Identification of Unknown Human Genes and Functional Analysis of their Gene Products
The human genome consists of approximately 3 billion base pairs and is estimated to encode some 100,000 genes, many of which are thought to intimately affect our health. Until recently, the total number of genes subjected to thorough analysis was only 7,000กม8,000, leaving the vast majority of human genes unexplored or undiscovered. The Human Genome Project was launched in the United States in 1990 in an attempt to systematically and comprehensively analyze the entire human genome. As a result of enormous efforts of international human genome sequencing teams, the complete sequence of the human genome is expected to become available at the beginning of the 21st century. However, correct assignment of the coding regions still remains technically difficult, given only the nucleotide sequence, and cDNA information is likely to be required because the coding regions of human genes are thought to be dispersed widely throughout the genome. Although determination of entire sequences of cDNA still represents a daunting challenge, it has strongly attracted our interest because accumulation of sequence-confirmed and expression-ready cDNA clones would serve as a critical step toward comprehensive analysis of human genes. In fact, projects focusing on the sequencing of full-insert human cDNA clones have been recently initiated worldwide. Taking the lead in establishing such a project, our cDNA-sequencing project has been in operation for the past five years.

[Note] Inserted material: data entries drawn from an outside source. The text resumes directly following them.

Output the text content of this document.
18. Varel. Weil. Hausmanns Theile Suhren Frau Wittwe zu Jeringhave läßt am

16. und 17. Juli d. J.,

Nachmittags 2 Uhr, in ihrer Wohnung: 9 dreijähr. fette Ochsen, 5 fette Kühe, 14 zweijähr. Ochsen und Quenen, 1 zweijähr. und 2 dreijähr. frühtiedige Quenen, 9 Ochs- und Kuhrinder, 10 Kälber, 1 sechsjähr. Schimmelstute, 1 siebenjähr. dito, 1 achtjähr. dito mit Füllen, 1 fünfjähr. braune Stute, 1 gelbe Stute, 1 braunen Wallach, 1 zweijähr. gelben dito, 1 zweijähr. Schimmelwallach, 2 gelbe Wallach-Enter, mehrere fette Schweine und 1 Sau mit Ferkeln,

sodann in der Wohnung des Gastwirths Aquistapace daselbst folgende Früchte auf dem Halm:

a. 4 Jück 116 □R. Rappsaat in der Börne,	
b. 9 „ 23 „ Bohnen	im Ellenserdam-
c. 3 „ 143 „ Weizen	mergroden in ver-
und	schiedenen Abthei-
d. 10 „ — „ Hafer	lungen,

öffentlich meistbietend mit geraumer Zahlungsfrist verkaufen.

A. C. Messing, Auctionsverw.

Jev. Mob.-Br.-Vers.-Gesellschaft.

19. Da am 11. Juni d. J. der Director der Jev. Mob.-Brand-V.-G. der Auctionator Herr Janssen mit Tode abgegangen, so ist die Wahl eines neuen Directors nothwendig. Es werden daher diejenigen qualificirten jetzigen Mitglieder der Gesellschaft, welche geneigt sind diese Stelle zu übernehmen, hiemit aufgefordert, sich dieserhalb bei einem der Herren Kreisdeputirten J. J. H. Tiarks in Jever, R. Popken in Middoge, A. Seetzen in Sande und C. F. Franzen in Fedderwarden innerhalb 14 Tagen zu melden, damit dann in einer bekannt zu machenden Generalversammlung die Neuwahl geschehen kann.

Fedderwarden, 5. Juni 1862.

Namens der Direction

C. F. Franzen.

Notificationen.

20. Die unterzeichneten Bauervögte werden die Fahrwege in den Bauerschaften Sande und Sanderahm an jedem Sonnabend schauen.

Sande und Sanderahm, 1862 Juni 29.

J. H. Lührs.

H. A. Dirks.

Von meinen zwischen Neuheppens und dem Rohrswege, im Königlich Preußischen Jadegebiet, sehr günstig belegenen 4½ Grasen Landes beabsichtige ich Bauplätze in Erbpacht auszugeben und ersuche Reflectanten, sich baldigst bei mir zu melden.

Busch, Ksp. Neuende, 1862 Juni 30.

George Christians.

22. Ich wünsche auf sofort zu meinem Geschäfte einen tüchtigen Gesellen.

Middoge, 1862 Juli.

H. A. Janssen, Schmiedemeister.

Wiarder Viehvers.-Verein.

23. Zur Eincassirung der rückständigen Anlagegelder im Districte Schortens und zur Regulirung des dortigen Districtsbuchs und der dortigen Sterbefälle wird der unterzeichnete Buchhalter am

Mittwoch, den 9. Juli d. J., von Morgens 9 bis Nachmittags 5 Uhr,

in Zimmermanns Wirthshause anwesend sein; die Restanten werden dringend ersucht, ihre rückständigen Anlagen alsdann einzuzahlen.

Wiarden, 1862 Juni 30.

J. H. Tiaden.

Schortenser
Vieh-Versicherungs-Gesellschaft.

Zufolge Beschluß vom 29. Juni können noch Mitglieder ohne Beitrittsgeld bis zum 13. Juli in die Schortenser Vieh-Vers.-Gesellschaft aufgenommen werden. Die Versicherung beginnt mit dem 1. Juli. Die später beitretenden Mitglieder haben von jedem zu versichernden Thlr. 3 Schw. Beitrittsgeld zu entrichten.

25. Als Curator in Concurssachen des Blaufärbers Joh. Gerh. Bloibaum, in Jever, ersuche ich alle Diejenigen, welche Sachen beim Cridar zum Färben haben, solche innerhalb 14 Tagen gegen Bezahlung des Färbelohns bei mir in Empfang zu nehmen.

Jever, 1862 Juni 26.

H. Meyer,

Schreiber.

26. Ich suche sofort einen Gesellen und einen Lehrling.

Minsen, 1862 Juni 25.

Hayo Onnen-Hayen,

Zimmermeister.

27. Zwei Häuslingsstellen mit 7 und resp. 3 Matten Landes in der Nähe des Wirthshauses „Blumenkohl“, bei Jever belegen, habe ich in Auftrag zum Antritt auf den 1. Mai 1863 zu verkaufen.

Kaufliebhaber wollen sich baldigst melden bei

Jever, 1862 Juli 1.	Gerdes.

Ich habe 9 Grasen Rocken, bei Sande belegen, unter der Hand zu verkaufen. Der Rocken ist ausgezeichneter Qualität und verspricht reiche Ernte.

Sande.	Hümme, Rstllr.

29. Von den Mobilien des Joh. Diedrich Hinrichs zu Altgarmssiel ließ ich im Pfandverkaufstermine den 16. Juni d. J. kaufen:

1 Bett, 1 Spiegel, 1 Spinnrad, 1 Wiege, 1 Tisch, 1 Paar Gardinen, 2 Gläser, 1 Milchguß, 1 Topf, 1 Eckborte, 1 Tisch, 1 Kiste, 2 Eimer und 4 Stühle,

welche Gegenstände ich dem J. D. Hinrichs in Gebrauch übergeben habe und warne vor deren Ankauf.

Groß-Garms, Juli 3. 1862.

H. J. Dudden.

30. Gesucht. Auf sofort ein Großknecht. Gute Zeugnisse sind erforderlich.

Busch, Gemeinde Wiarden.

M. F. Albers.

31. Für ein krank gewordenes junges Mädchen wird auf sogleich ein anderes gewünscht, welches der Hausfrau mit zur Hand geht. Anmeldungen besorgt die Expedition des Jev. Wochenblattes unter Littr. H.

Our project is distinct from others in that we are focusing our sequencing efforts on large cDNA inserts (> 4 kb). In general, large cDNAs are technically difficult to isolate and thus have been explored less extensively than small ones. On the other hand, the proteins encoded by the longer cDNA species are thought to play important roles in cellular functions such as signal transduction, cell-cell interaction, construction of structural elements, intracellular transportation, and regulation of protein and nucleic acid metabolism. It has also been found, through analysis of positionally cloned genes, that genes associated with various genetic diseases tend to encode larger proteins. More recently, comparative analyses of several prokaryotic and yeast genomes have shown that many of the larger proteins are found specifically in eukaryotic organisms. Considering these facts, we at the Kazusa DNA Research Institute have focused our efforts on systematically searching for previously undiscovered cDNA species with longer sequences. Our efforts include determination of the chromosomal location and expression pattern, and prediction of amino acid sequences and gene functions through comprehensive DNA sequence analysis. Earlier studies at Kazusa DNA Research Institute were directed toward the myeloid cell line KG-1, whereas current research is being centered on genes expressed in brain tissue.
We have been successful in determining the complete base sequences of approximately 2000 species of previously undiscovered cDNA from KG-1 cells and brain tissue, with an average length of 5 kb. The isolated cDNAs were found to frequently encode many important gene products (proteins), which clearly indicates the advantages of the "Kazusa approach". The data obtained through the Kazusa cDNA project are accessible at our database, called HUGE (Human Unidentified Gene-Encoded protein database, http://www.kazusa.or.jp/huge). Future efforts will be directed towards development of more comprehensive long cDNA libraries and the discovery and functional analysis of as many new genes as possible.
Besides characterization of unknown human cDNAs, we also analyze functions of newly identified human genes in the rodent system after isolating rodent counterparts of the human genes. In addition, we aim to develop new methods for functional analysis of genes and for rapid identification of genes associated with human genetic diseases. Our target is currently genes expressed in the central nervous system, but this will be extended to other biological systems. It is our ultimate goal to make a large contribution to the resolution of human health problems through analysis of human genes.